Bagotville : l’élu de l’année

La raison est simple, Bagotville possède un immense espace aérien propice au grand exercice militaire de ce genre. L’espace aérien de la base militaire s’étend de l’Étape, dans le milieu du Parc des Laurentides, jusqu’au réservoir Manic-5 et s’étendant jusqu’à Val-d’Or.

« C’est un espace qui est exceptionnellement grand [surtout que] les Américains n’en disposent pas. Leur espace aérien est beaucoup plus contingenté que le nôtre à cause du trafic commercial. », a précisé Majore Ratelle.  Les seules bases aériennes au Canada sont Bagotville et Cold Lake en Alberta.

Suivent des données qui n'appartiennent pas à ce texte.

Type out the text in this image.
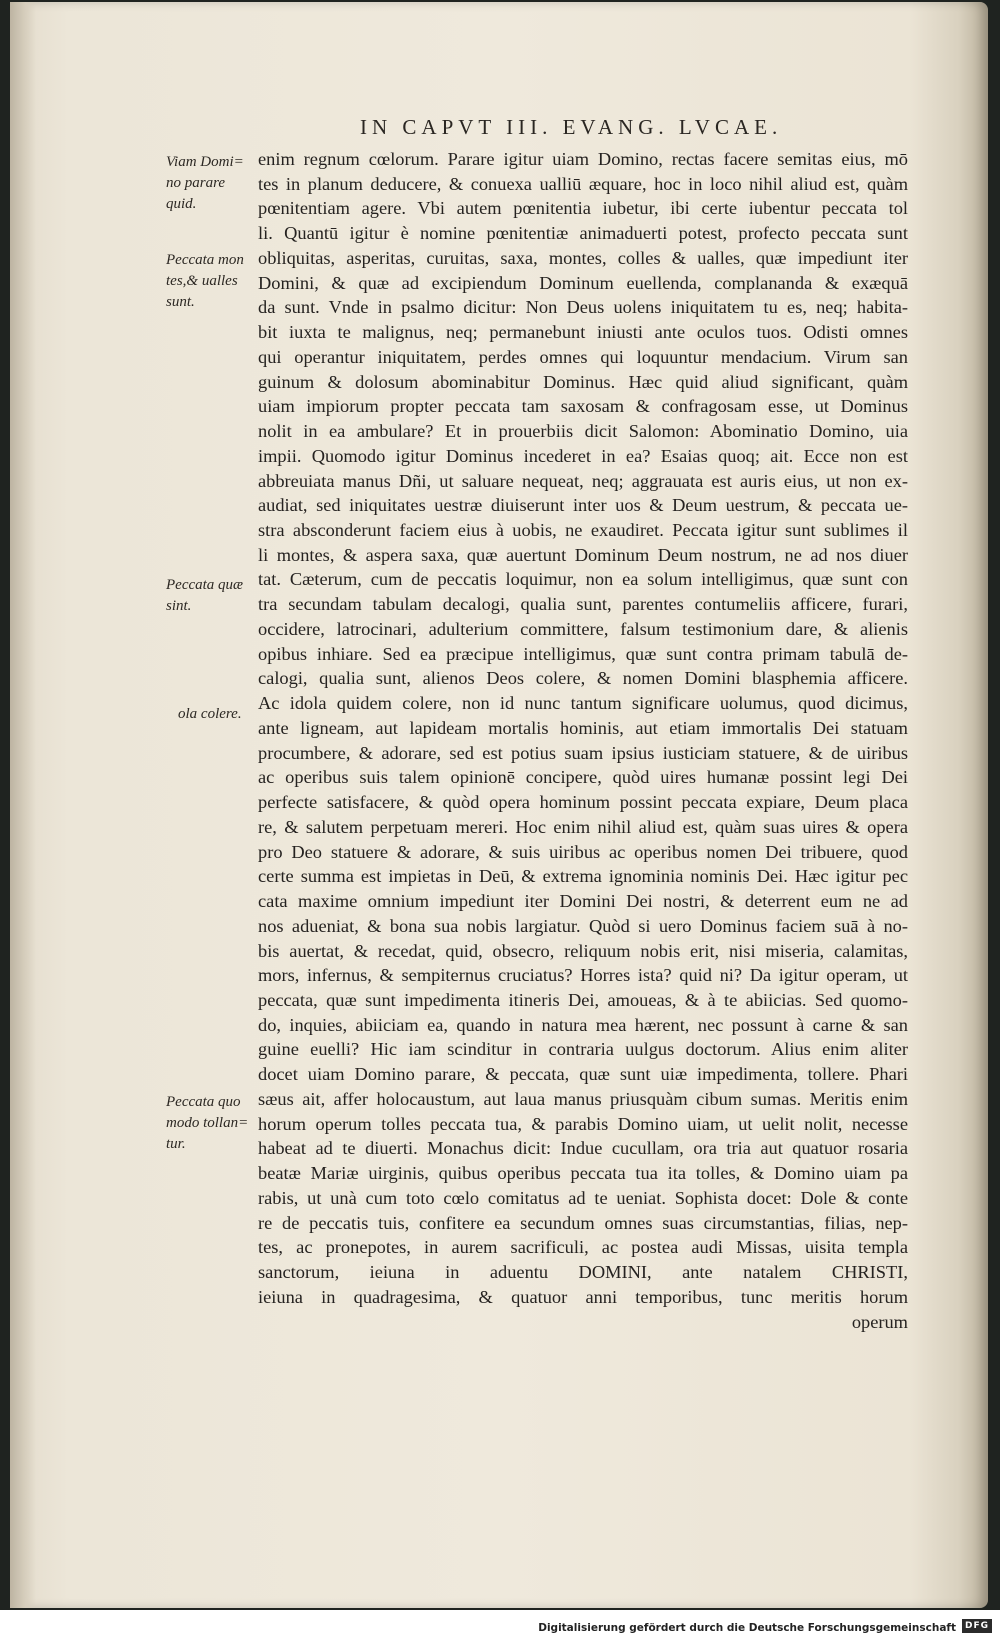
IN CAPVT III. EVANG. LVCAE.
Viam Domi=
no parare
quid.
Peccata mon
tes,& ualles
sunt.
Peccata quæ
sint.
ola colere.
Peccata quo
modo tollan=
tur.
enim regnum cœlorum. Parare igitur uiam Domino, rectas facere semitas eius, mō
tes in planum deducere, & conuexa ualliū æquare, hoc in loco nihil aliud est, quàm
pœnitentiam agere. Vbi autem pœnitentia iubetur, ibi certe iubentur peccata tol
li. Quantū igitur è nomine pœnitentiæ animaduerti potest, profecto peccata sunt
obliquitas, asperitas, curuitas, saxa, montes, colles & ualles, quæ impediunt iter
Domini, & quæ ad excipiendum Dominum euellenda, complananda & exæquā
da sunt. Vnde in psalmo dicitur: Non Deus uolens iniquitatem tu es, neq; habita-
bit iuxta te malignus, neq; permanebunt iniusti ante oculos tuos. Odisti omnes
qui operantur iniquitatem, perdes omnes qui loquuntur mendacium. Virum san
guinum & dolosum abominabitur Dominus. Hæc quid aliud significant, quàm
uiam impiorum propter peccata tam saxosam & confragosam esse, ut Dominus
nolit in ea ambulare? Et in prouerbiis dicit Salomon: Abominatio Domino, uia
impii. Quomodo igitur Dominus incederet in ea? Esaias quoq; ait. Ecce non est
abbreuiata manus Dñi, ut saluare nequeat, neq; aggrauata est auris eius, ut non ex-
audiat, sed iniquitates uestræ diuiserunt inter uos & Deum uestrum, & peccata ue-
stra absconderunt faciem eius à uobis, ne exaudiret. Peccata igitur sunt sublimes il
li montes, & aspera saxa, quæ auertunt Dominum Deum nostrum, ne ad nos diuer
tat. Cæterum, cum de peccatis loquimur, non ea solum intelligimus, quæ sunt con
tra secundam tabulam decalogi, qualia sunt, parentes contumeliis afficere, furari,
occidere, latrocinari, adulterium committere, falsum testimonium dare, & alienis
opibus inhiare. Sed ea præcipue intelligimus, quæ sunt contra primam tabulā de-
calogi, qualia sunt, alienos Deos colere, & nomen Domini blasphemia afficere.
Ac idola quidem colere, non id nunc tantum significare uolumus, quod dicimus,
ante ligneam, aut lapideam mortalis hominis, aut etiam immortalis Dei statuam
procumbere, & adorare, sed est potius suam ipsius iusticiam statuere, & de uiribus
ac operibus suis talem opinionē concipere, quòd uires humanæ possint legi Dei
perfecte satisfacere, & quòd opera hominum possint peccata expiare, Deum placa
re, & salutem perpetuam mereri. Hoc enim nihil aliud est, quàm suas uires & opera
pro Deo statuere & adorare, & suis uiribus ac operibus nomen Dei tribuere, quod
certe summa est impietas in Deū, & extrema ignominia nominis Dei. Hæc igitur pec
cata maxime omnium impediunt iter Domini Dei nostri, & deterrent eum ne ad
nos adueniat, & bona sua nobis largiatur. Quòd si uero Dominus faciem suā à no-
bis auertat, & recedat, quid, obsecro, reliquum nobis erit, nisi miseria, calamitas,
mors, infernus, & sempiternus cruciatus? Horres ista? quid ni? Da igitur operam, ut
peccata, quæ sunt impedimenta itineris Dei, amoueas, & à te abiicias. Sed quomo-
do, inquies, abiiciam ea, quando in natura mea hærent, nec possunt à carne & san
guine euelli? Hic iam scinditur in contraria uulgus doctorum. Alius enim aliter
docet uiam Domino parare, & peccata, quæ sunt uiæ impedimenta, tollere. Phari
sæus ait, affer holocaustum, aut laua manus priusquàm cibum sumas. Meritis enim
horum operum tolles peccata tua, & parabis Domino uiam, ut uelit nolit, necesse
habeat ad te diuerti. Monachus dicit: Indue cucullam, ora tria aut quatuor rosaria
beatæ Mariæ uirginis, quibus operibus peccata tua ita tolles, & Domino uiam pa
rabis, ut unà cum toto cœlo comitatus ad te ueniat. Sophista docet: Dole & conte
re de peccatis tuis, confitere ea secundum omnes suas circumstantias, filias, nep-
tes, ac pronepotes, in aurem sacrificuli, ac postea audi Missas, uisita templa
sanctorum, ieiuna in aduentu DOMINI, ante natalem CHRISTI,
ieiuna in quadragesima, & quatuor anni temporibus, tunc meritis horum
operum
Digitalisierung gefördert durch die Deutsche Forschungsgemeinschaft DFG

Un soldat américain qui regarde son collègue assis dans un F-18

Même si une grande équipe de techniciens a travaillé sur l’entretien d’un avion, les pilotes ont le dernier mot : ils décident s’ils partent en vol ou non. (Photo : Julianne Landry)

La politique et le militaire, deux aspects distincts

Malgré le contexte tendu entre le Canada et les États-Unis, sur le terrain, la collaboration reste absolue et professionnelle. Les militaires des deux côtés de la frontière partagent une mission commune de la protection de leurs frontières. « Ce qui se passe au niveau politique n’influence pas nos accords militaires. »

Les pilotes canadiens, à bord de leurs F-18, travaillent en étroite synergie avec leurs homologues américains et leurs chasseurs F-16 pour être prêts devant une future menace. « Comme la défense du pays repose sur la capacité de nos pilotes à répondre, c’est important qu’on soit capable de bien saisir la menace et de bien saisir quels sont nos angles morts. », a informé Majore Ratelle.

L’après AMALGAM DART

Même si les journées de vol se sont terminées le 29 août dernier, l’exercice AMALGAM continue. « Une fois que nous avons ramassé toutes les informations en vol, nous allons l’analyser et faire une validation des données », a expliqué la militaire. Du côté canadien, ils récupéreront les données et faire l’analyse selon leurs propres critères, et le même processus sera fait du côté américain selon leurs critères. Enfin, le NORAD, qui combine les deux tactiques, va également en faire l’analyse.

Avec les conclusions obtenues, les différents militaires sauront ce qu’ils doivent améliorer, de part et d’autre, dans l’optique d’être totalement prêt en cas d’attaque de missiles de croisière.